How can I approach something like this in general?
I’ve read about embeddings, custom assistants (with Retrieval of post exports as files?), and fine-tuned models. But I’m struggling to understand what the most sensible approach would be in this case.
Ultimately I want the chat to be able to respond to prompts like:
How many posts do I have?
When did I write my longest post?
List all the titles of my posts in november.
No editing capabilities, just queries on the posts.
Any help is greatly appreciated.
Happy to figure things out on my own, but feel like I need a pointer in the right direction here.
The effective but potentially risky way to implement this is to have functions that can make SQL queries upon the database behind WordPress. The types of functions should be very limited in scope to just what you allow, so the AI doesn’t ask “what’s the administrator’s login” or "get all system PMs from user X.
You can also ask an AI how to do so. I used to look smarter because I was the only one who would read a user manual, but now I look smarter because I know how to write some text into the input box of an AI:
Sure, I can provide you with some SQL queries that would obtain such data from the WordPress database. Please note that these queries assume that the standard WordPress database structure is being used.
How many posts do I have?
SELECT COUNT(*)
FROM wp_posts
WHERE post_author = {user_id}
AND post_status = 'publish'
AND post_type = 'post';
When did I write my longest post?
SELECT post_date
FROM wp_posts
WHERE post_author = {user_id}
AND post_status = 'publish'
AND post_type = 'post'
ORDER BY LENGTH(post_content) DESC
LIMIT 1;
List all the titles of my posts in November.
SELECT post_title
FROM wp_posts
WHERE post_author = {user_id}
AND post_status = 'publish'
AND post_type = 'post'
AND MONTH(post_date) = 11;
In these queries, {user_id} should be replaced with the ID of the user for whom you want to fetch the data.
Please note that these queries should be executed in a secure manner to prevent SQL injection attacks. For example, in PHP, you could use prepared statements with the PDO or MySQLi extensions.

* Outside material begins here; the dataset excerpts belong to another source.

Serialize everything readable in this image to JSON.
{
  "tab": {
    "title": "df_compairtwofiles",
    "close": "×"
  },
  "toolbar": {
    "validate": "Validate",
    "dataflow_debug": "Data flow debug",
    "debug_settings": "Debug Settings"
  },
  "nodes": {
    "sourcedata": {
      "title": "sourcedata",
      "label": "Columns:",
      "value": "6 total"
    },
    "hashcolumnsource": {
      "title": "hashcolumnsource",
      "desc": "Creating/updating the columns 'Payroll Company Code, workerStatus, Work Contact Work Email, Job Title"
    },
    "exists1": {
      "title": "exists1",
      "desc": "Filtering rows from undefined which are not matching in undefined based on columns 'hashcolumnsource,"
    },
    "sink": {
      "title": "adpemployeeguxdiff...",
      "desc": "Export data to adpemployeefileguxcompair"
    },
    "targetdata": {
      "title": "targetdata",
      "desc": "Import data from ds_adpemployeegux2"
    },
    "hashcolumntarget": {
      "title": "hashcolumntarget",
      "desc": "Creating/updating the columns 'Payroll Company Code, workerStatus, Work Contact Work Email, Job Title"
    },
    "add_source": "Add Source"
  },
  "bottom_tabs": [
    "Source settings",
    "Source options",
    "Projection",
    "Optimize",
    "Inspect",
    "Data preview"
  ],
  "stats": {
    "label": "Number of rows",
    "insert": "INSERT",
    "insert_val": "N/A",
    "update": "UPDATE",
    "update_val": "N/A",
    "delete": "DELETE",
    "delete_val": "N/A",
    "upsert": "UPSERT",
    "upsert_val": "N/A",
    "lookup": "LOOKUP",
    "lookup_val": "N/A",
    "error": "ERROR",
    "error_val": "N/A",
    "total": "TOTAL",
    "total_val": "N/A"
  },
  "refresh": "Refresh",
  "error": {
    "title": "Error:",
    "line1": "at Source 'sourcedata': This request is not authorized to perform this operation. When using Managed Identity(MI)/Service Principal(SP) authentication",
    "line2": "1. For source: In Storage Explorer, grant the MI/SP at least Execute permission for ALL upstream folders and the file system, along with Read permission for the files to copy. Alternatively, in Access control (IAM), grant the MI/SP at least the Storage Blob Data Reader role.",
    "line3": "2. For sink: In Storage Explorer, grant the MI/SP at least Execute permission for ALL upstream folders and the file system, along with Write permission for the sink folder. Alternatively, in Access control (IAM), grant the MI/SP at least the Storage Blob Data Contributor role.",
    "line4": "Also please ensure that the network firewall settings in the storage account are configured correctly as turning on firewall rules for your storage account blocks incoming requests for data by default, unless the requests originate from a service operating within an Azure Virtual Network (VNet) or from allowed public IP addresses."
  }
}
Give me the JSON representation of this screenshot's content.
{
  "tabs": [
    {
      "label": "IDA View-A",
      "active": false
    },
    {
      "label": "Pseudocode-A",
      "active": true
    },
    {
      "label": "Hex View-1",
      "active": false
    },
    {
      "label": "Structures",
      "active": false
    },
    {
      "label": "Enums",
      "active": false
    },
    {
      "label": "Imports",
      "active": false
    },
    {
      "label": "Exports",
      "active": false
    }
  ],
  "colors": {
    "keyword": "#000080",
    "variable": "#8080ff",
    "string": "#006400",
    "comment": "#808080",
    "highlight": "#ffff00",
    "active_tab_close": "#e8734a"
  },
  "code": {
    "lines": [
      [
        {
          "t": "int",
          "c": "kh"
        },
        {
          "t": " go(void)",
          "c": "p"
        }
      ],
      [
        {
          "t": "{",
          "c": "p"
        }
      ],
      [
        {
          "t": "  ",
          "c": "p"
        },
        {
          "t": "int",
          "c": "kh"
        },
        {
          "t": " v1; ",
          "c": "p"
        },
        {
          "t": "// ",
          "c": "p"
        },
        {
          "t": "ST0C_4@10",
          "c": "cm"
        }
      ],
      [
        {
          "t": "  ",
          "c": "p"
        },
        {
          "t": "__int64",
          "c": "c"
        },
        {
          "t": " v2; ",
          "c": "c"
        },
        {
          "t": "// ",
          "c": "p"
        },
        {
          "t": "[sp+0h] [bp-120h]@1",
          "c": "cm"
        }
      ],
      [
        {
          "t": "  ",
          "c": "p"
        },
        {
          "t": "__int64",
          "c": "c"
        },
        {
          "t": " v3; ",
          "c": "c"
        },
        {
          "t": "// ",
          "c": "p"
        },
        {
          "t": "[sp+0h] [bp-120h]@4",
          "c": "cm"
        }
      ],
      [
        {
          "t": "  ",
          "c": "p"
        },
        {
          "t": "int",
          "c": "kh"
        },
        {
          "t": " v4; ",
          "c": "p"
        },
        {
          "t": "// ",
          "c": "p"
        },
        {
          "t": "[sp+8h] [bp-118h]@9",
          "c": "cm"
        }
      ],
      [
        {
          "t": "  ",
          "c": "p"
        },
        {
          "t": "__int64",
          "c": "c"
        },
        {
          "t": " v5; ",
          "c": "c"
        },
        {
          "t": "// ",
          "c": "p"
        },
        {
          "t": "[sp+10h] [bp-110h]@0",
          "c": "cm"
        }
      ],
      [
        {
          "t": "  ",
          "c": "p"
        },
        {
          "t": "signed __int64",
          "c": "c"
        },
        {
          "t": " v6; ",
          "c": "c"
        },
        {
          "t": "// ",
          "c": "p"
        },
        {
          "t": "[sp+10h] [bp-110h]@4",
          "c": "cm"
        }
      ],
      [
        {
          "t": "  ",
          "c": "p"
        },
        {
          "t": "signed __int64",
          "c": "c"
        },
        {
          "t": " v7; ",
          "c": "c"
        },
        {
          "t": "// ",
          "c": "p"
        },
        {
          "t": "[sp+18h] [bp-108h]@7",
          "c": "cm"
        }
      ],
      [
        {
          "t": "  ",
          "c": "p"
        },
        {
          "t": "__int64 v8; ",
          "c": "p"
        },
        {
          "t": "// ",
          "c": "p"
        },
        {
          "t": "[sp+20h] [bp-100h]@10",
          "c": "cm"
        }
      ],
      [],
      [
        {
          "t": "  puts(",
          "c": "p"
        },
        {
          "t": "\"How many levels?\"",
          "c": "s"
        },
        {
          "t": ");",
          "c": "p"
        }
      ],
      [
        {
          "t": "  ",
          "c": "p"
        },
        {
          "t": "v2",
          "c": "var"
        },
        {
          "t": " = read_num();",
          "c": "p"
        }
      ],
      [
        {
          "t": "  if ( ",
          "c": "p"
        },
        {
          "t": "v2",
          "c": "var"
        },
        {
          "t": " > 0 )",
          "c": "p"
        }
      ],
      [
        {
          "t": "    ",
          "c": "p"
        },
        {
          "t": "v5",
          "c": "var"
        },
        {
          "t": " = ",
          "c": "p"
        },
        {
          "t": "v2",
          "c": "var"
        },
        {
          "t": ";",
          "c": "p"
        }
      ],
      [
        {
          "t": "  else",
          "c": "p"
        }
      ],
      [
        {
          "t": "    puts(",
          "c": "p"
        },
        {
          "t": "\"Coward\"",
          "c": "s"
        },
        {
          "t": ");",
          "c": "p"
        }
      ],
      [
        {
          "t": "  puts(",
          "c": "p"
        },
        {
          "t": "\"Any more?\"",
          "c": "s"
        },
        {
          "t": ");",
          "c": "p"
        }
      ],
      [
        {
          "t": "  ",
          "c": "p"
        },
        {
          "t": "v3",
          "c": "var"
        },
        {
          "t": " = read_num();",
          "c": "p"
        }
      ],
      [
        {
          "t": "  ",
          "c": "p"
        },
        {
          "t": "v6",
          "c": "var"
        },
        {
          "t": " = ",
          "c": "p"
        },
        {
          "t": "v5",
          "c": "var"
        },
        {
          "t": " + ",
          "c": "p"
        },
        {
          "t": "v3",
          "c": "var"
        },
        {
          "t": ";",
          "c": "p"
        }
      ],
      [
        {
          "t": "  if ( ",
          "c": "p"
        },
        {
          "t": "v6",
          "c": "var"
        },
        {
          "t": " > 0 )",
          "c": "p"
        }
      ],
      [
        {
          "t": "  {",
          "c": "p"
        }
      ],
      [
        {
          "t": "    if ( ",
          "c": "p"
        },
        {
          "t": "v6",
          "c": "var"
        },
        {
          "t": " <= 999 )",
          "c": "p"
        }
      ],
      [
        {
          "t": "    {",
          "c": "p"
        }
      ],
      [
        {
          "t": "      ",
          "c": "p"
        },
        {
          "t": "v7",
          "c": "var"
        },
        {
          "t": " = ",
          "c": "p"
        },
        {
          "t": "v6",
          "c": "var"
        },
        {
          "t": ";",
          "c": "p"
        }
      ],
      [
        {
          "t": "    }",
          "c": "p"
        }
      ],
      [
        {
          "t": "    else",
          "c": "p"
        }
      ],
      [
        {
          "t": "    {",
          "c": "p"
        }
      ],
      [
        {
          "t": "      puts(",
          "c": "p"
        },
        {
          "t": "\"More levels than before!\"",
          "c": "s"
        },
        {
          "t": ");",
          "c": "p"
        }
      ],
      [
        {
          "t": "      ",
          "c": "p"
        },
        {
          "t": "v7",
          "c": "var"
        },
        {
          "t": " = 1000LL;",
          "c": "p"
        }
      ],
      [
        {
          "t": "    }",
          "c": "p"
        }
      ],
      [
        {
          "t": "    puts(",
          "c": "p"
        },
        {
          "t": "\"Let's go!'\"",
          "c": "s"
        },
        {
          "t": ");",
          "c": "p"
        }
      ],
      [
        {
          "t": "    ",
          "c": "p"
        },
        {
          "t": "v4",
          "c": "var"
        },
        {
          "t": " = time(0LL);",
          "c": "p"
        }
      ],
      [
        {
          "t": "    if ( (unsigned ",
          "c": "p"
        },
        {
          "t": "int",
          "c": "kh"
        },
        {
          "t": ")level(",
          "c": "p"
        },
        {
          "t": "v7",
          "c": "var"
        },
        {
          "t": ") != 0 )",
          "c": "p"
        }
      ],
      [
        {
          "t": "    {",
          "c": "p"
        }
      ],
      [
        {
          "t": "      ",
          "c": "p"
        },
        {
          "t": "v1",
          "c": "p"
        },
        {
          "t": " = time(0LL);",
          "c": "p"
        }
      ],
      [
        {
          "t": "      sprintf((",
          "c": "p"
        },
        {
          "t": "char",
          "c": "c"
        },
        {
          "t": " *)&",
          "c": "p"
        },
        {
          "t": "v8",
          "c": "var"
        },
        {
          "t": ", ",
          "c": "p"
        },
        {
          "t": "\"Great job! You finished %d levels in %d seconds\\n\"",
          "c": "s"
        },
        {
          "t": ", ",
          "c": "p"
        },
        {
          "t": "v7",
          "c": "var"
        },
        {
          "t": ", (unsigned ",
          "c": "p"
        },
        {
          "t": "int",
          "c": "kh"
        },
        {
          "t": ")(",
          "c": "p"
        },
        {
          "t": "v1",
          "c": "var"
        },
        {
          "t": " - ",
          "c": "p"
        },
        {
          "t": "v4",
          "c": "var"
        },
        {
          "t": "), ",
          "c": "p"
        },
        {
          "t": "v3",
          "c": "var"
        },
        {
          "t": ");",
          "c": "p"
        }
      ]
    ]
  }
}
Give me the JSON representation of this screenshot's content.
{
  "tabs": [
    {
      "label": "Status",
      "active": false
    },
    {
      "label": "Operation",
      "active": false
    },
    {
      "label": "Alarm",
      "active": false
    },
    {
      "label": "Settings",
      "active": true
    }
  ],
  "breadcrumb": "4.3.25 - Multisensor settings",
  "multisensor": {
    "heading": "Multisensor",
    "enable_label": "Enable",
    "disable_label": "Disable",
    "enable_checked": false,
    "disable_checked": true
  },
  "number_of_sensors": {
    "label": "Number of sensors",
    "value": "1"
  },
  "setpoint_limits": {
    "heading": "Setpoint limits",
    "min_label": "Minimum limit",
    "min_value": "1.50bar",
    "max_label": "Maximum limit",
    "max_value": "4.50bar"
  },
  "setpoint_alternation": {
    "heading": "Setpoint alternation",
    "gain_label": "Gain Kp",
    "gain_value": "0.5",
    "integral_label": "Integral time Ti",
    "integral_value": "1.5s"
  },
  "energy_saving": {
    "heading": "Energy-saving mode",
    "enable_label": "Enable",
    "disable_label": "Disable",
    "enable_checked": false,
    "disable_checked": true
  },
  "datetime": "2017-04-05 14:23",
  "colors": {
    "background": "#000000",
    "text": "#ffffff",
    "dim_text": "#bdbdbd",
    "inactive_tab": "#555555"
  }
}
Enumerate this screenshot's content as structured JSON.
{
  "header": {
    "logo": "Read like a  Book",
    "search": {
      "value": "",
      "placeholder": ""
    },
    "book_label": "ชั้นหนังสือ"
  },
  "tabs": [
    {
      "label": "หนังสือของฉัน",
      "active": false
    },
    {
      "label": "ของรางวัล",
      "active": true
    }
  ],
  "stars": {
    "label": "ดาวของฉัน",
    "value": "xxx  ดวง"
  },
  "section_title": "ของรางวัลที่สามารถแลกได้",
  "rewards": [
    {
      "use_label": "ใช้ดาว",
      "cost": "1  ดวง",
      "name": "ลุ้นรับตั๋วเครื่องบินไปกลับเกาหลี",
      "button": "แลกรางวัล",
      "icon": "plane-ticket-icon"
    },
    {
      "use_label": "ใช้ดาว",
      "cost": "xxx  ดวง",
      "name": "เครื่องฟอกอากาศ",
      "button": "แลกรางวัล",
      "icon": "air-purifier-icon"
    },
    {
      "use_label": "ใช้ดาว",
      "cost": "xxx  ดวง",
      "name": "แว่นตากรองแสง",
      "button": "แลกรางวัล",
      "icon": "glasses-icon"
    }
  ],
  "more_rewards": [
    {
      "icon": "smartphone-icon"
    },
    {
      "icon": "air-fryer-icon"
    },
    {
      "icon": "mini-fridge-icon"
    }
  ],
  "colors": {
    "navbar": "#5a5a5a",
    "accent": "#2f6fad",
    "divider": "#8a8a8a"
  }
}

Also, remember to replace wp_ with your table prefix if you’ve changed it from the default during WordPress installation.
For an AI language model to interact with these queries, you would need to create a function that accepts a user ID as a parameter and inserts it into these queries in a secure manner. The function would then execute the queries and return the results.
@_j you don’t look smarter than anyone ? this one is funny
@ndannemann just inform within the context what are your tables and then, ask to convert to an SQL. Make sure you don’t execute any DELETE ou keywords you don’t want.
@_j@pinardalec
Just to doublecheck - I would allow the AI to do Database operations? Heew, that indeed feels a bit scary.
I’ll read into it, thank you.
But to explore alternatives: Suppose I don’t want the AI to interact with the DB directly but (for example) with a json export of all posts. For a start it would be okay if I just do weekly exports and upload it somewhere or train the model with it. How would you approach this? (or is that dumb in general)